Brussels’s burden complicates the politics of knowledge on the preferential trade relations between the European Union (EU) and the global souths by mounting a decolonial critique. To this end, this book explicates how scholarly, historical and political discourses constitute the global souths within interpretive frameworks of normative global governance, interdependent economic relations, and international partnerships. As a counterpoint to these dominant discourses, my research contends that Eurocentric, hierarchical and interventionist logics permeate such discourses that in turn reproduce what Aníbal Quijano theorises as coloniality or the persistence of colonial/modern modes of ordering the world despite the formal end of European colonialism.

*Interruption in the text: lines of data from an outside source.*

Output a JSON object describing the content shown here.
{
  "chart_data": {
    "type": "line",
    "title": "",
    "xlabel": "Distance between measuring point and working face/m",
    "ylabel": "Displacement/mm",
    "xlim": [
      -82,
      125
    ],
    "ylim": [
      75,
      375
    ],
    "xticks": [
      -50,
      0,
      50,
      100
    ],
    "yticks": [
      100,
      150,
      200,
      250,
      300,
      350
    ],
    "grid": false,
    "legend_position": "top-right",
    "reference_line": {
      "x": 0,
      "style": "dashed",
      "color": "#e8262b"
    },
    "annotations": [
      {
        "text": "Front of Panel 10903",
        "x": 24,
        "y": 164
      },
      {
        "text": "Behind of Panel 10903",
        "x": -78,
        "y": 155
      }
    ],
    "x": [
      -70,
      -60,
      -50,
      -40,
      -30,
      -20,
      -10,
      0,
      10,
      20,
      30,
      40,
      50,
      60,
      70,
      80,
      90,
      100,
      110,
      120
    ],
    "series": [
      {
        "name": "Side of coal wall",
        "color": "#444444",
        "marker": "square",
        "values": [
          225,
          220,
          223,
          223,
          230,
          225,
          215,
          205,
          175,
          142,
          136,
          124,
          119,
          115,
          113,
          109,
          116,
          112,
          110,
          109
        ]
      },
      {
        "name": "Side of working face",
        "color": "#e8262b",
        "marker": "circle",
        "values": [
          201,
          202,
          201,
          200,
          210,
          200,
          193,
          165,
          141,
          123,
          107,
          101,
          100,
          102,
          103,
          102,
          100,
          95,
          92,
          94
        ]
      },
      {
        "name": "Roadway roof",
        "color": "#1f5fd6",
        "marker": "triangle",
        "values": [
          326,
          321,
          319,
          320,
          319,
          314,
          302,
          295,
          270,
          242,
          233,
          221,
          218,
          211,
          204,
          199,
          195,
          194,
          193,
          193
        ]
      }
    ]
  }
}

In advancing these claims, I mobilised interpretive methods to elucidate the (inter-)subjective relations within the community of interpreters responsible for knowing, producing, and (re)regulating EU trade policy. I relied on extensive archival research, document analysis, and 65 semi-structured interviews with policy elites during my fieldwork in Brussels from October 2021 to September 2022.
This interdisciplinary research contributes to global political economy and European studies in three ways. First, it empirically advances the nascent interpretive scholarship on EU trade policy outside positivist approaches. Second, it wrestles with normative assumptions about EU trade policy as a well-intentioned act of partnership with the global souths by engaging with decolonial thought to unmask how trade encounters continue to be colonially configured today. Last but not least, it challenges existing critical approaches for their refusal or inability to critique the coloniality of EU trade policy.
In doing so, Brussels’s burden generates a counter-Eurocentric account of the EU as a global trade power. It coheres with the goals of ISRF to promote new modes of social and political inquiry by taking seriously decolonial and interpretive ways of knowing. These alternative knowledges render more legible how the EU perpetuates colonial/modern relations through trade in world politics.